Official reports from UNICEF show that girls work forty percent more than boys in several communities around the world. They do a wide variety of house chores, such as caring for very young or elderly members of the family, cleaning the house, preparing food, caring for animals and domestic pets, as well as being in charge of water supplies.
The study shows that parents force girls to work starting at young ages. Ever since they are five years old, girls in certain communities can be assigned several tasks. Until they are nine years old, they spend about thirty percent of their time doing house chores, the study says. However, they have much more responsibilities after the age of fifteen, when they dedicate most than half of their time to this sort of activities.
Specialists warn that labour disparity leads to gender stereotypes in the society. Girls and women have to sacrifice more time and energy on domestic chores, while boys and men believe that they are privileged.
Somalia is one of the countries displaying high levels of labour disparity. Girls aged ten to fourteen are forced to work for almost twenty-six hours each week. Countries like Yemen and Burkina Faso register similar scores.
UNICEF authorities try to raise awareness about the many negative effects of labour disparity. Such an education is meant to make girls’ lives difficult, by assigning them many responsibilities and little rights. Girls lose their rights to a healthy, care-free childhood, as well as their right to education.
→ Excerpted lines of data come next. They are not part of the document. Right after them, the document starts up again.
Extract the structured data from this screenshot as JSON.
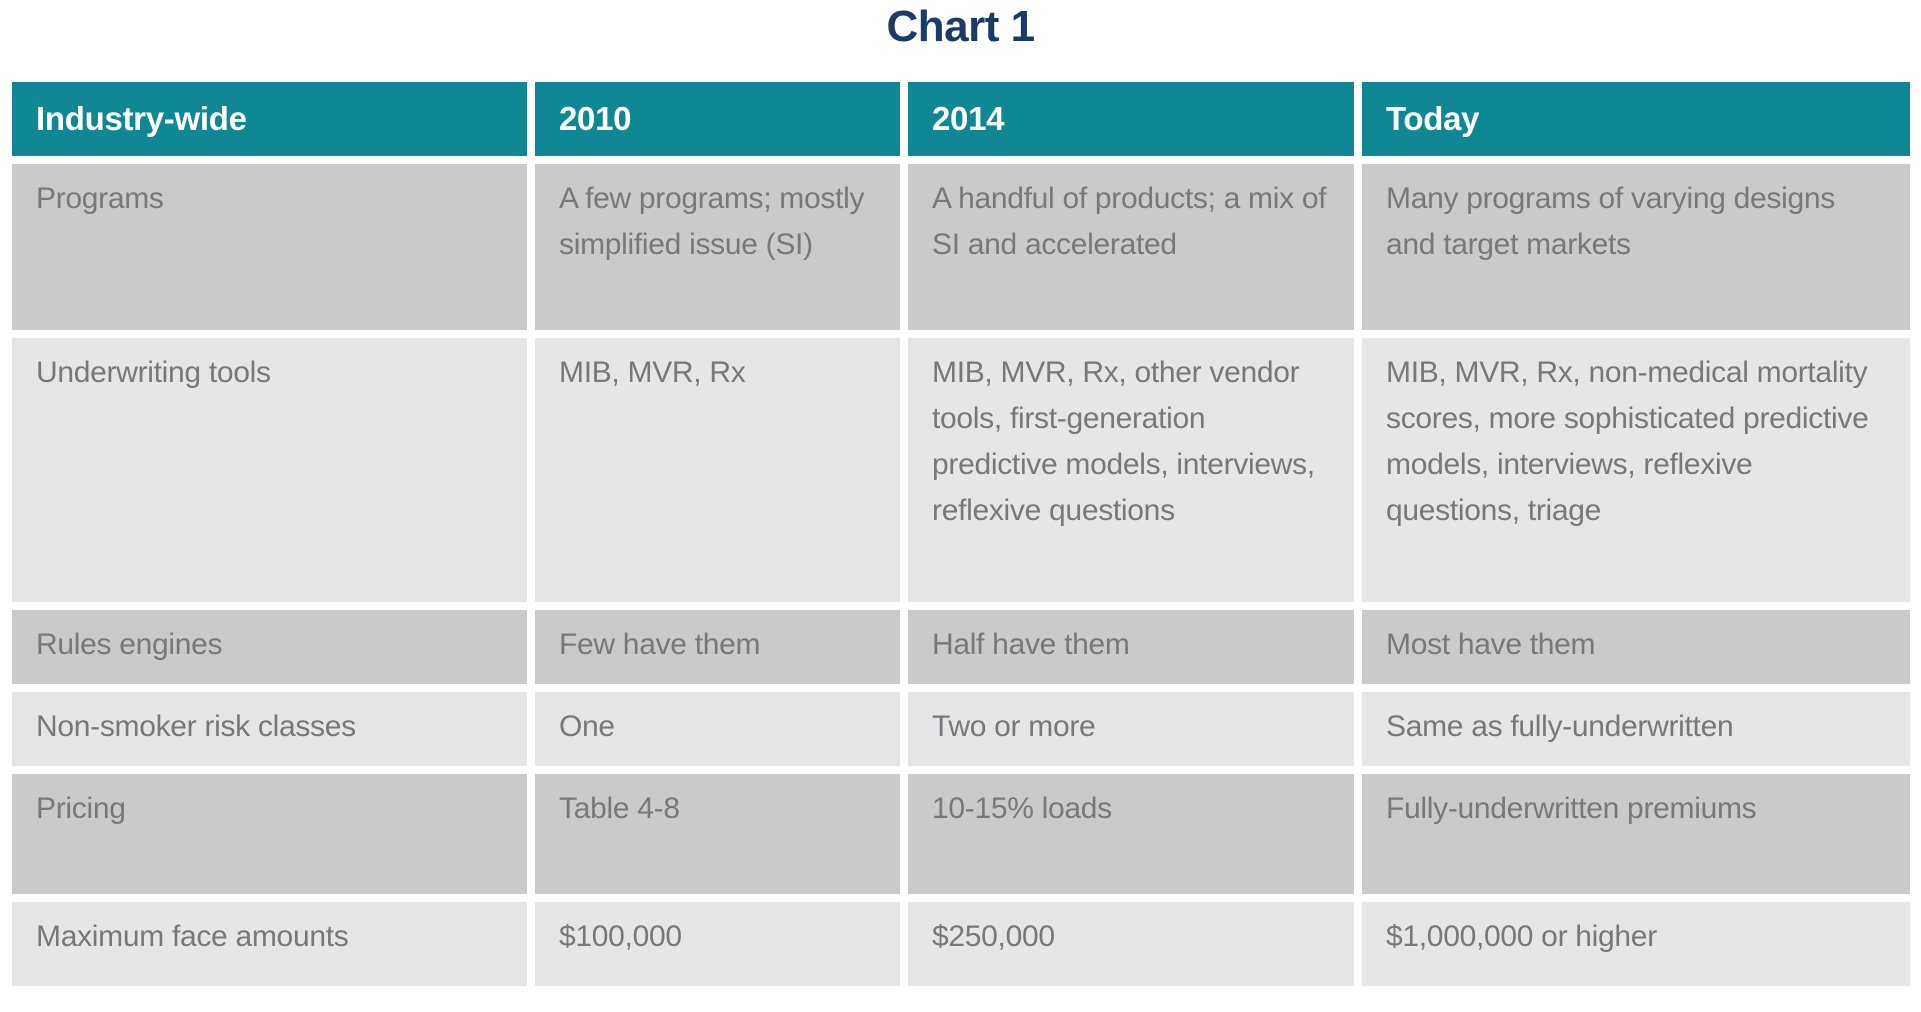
{
  "title": "Chart 1",
  "colors": {
    "header_bg": "#0f8794",
    "header_text": "#ffffff",
    "row_dark_bg": "#c9cacb",
    "row_light_bg": "#e5e6e8",
    "body_text": "#77787b",
    "title_text": "#1b3a64",
    "page_bg": "#ffffff"
  },
  "chart_data": {
    "type": "table",
    "title": "Chart 1",
    "columns": [
      "Industry-wide",
      "2010",
      "2014",
      "Today"
    ],
    "rows": [
      [
        "Programs",
        "A few programs; mostly simplified issue (SI)",
        "A handful of products; a mix of SI and accelerated",
        "Many programs of varying designs and target markets"
      ],
      [
        "Underwriting tools",
        "MIB, MVR, Rx",
        "MIB, MVR, Rx, other vendor tools, first-generation predictive models, interviews, reflexive questions",
        "MIB, MVR, Rx, non-medical mortality scores, more sophisticated predictive models, interviews, reflexive questions, triage"
      ],
      [
        "Rules engines",
        "Few have them",
        "Half have them",
        "Most have them"
      ],
      [
        "Non-smoker risk classes",
        "One",
        "Two or more",
        "Same as fully-underwritten"
      ],
      [
        "Pricing",
        "Table 4-8",
        "10-15% loads",
        "Fully-underwritten premiums"
      ],
      [
        "Maximum face amounts",
        "$100,000",
        "$250,000",
        "$1,000,000 or higher"
      ]
    ],
    "layout": {
      "header_style": "teal band, white bold text",
      "row_striping": "alternating dark/light gray starting dark",
      "cell_gaps": "8px white spacing between all cells"
    }
  }
}
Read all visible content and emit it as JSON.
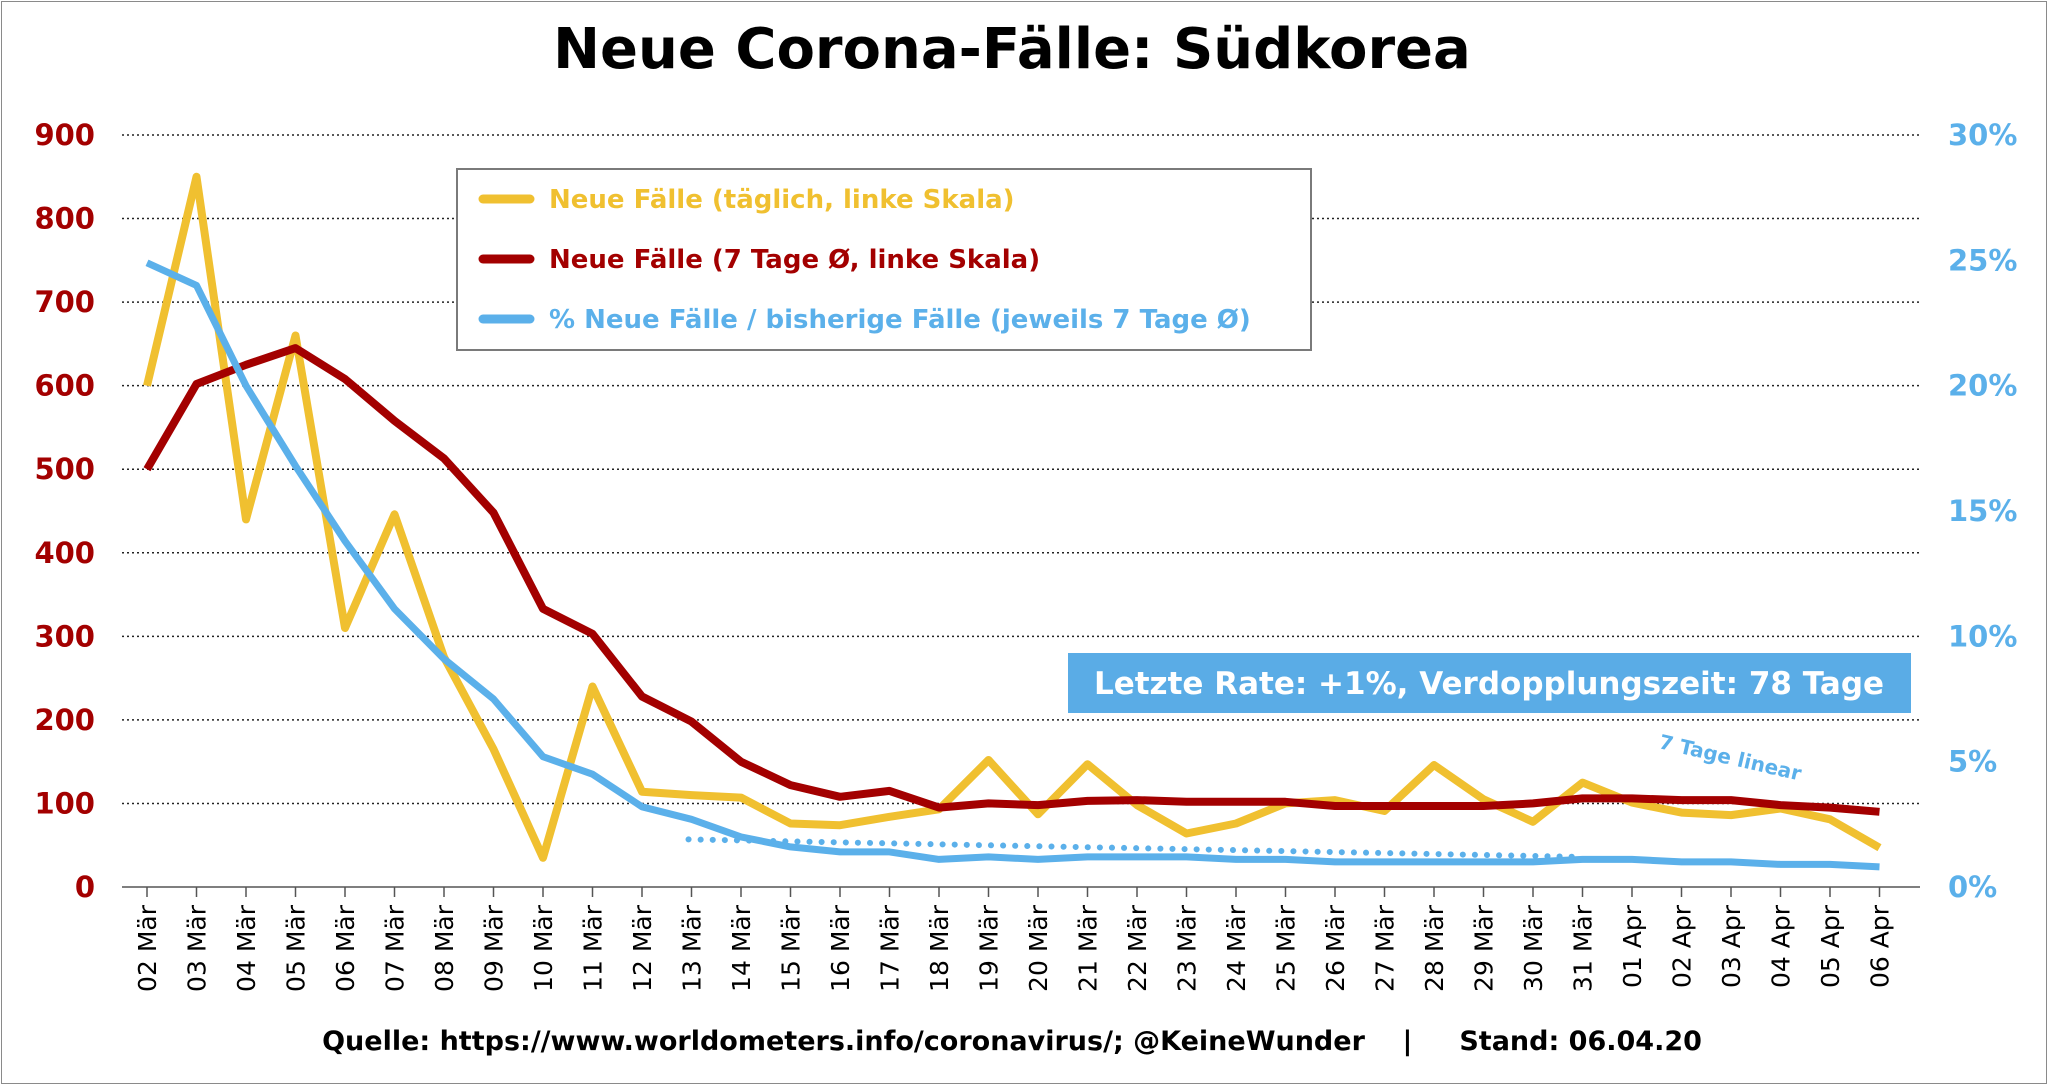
{
  "chart_data": {
    "type": "line",
    "title": "Neue Corona-Fälle: Südkorea",
    "categories": [
      "02 Mär",
      "03 Mär",
      "04 Mär",
      "05 Mär",
      "06 Mär",
      "07 Mär",
      "08 Mär",
      "09 Mär",
      "10 Mär",
      "11 Mär",
      "12 Mär",
      "13 Mär",
      "14 Mär",
      "15 Mär",
      "16 Mär",
      "17 Mär",
      "18 Mär",
      "19 Mär",
      "20 Mär",
      "21 Mär",
      "22 Mär",
      "23 Mär",
      "24 Mär",
      "25 Mär",
      "26 Mär",
      "27 Mär",
      "28 Mär",
      "29 Mär",
      "30 Mär",
      "31 Mär",
      "01 Apr",
      "02 Apr",
      "03 Apr",
      "04 Apr",
      "05 Apr",
      "06 Apr"
    ],
    "y_left": {
      "min": 0,
      "max": 900,
      "ticks": [
        "0",
        "100",
        "200",
        "300",
        "400",
        "500",
        "600",
        "700",
        "800",
        "900"
      ]
    },
    "y_right": {
      "min": 0,
      "max": 30,
      "ticks": [
        "0%",
        "5%",
        "10%",
        "15%",
        "20%",
        "25%",
        "30%"
      ]
    },
    "grid": "horizontal dotted",
    "series": [
      {
        "name": "Neue Fälle (täglich, linke Skala)",
        "axis": "left",
        "color": "#f0c030",
        "values": [
          600,
          850,
          440,
          660,
          310,
          446,
          275,
          165,
          35,
          240,
          114,
          110,
          107,
          76,
          74,
          84,
          93,
          152,
          87,
          147,
          98,
          64,
          76,
          100,
          104,
          91,
          146,
          105,
          78,
          125,
          101,
          89,
          86,
          94,
          81,
          47
        ]
      },
      {
        "name": "Neue Fälle (7 Tage Ø, linke Skala)",
        "axis": "left",
        "color": "#a30000",
        "values": [
          500,
          602,
          625,
          645,
          608,
          558,
          513,
          448,
          333,
          303,
          228,
          198,
          150,
          122,
          108,
          115,
          95,
          100,
          98,
          103,
          104,
          102,
          102,
          102,
          97,
          97,
          97,
          97,
          100,
          106,
          106,
          104,
          104,
          98,
          95,
          90
        ]
      },
      {
        "name": "% Neue Fälle / bisherige Fälle (jeweils 7 Tage Ø)",
        "axis": "right",
        "color": "#5bb0ea",
        "values": [
          24.9,
          24.0,
          20.0,
          16.8,
          13.8,
          11.1,
          9.1,
          7.5,
          5.2,
          4.5,
          3.2,
          2.7,
          2.0,
          1.6,
          1.4,
          1.4,
          1.1,
          1.2,
          1.1,
          1.2,
          1.2,
          1.2,
          1.1,
          1.1,
          1.0,
          1.0,
          1.0,
          1.0,
          1.0,
          1.1,
          1.1,
          1.0,
          1.0,
          0.9,
          0.9,
          0.8
        ]
      },
      {
        "name": "7 Tage linear",
        "axis": "right",
        "style": "dotted",
        "color": "#5bb0ea",
        "x": [
          "13 Mär",
          "31 Mär"
        ],
        "values": [
          1.9,
          1.2
        ]
      }
    ],
    "annotations": {
      "rate_box": "Letzte Rate: +1%, Verdopplungszeit: 78 Tage",
      "trend_label": "7 Tage linear"
    },
    "legend_position": "top-center"
  },
  "footer": {
    "source": "Quelle: https://www.worldometers.info/coronavirus/; @KeineWunder    |     Stand: 06.04.20"
  }
}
Reports show that girls are also victims of domestic violence, and are prone to early premature marriages. However, despite their sacrifices and hard work, families tend to underrate the outcomes of girls’ work. Boys and man are regarded as leaders, and, as a result, only their activities are considered to be important.
Countries in Africa and Asia were investigated for this new study. The report was released in due time for the International Day of the Girls, which will be celebrated on October 11.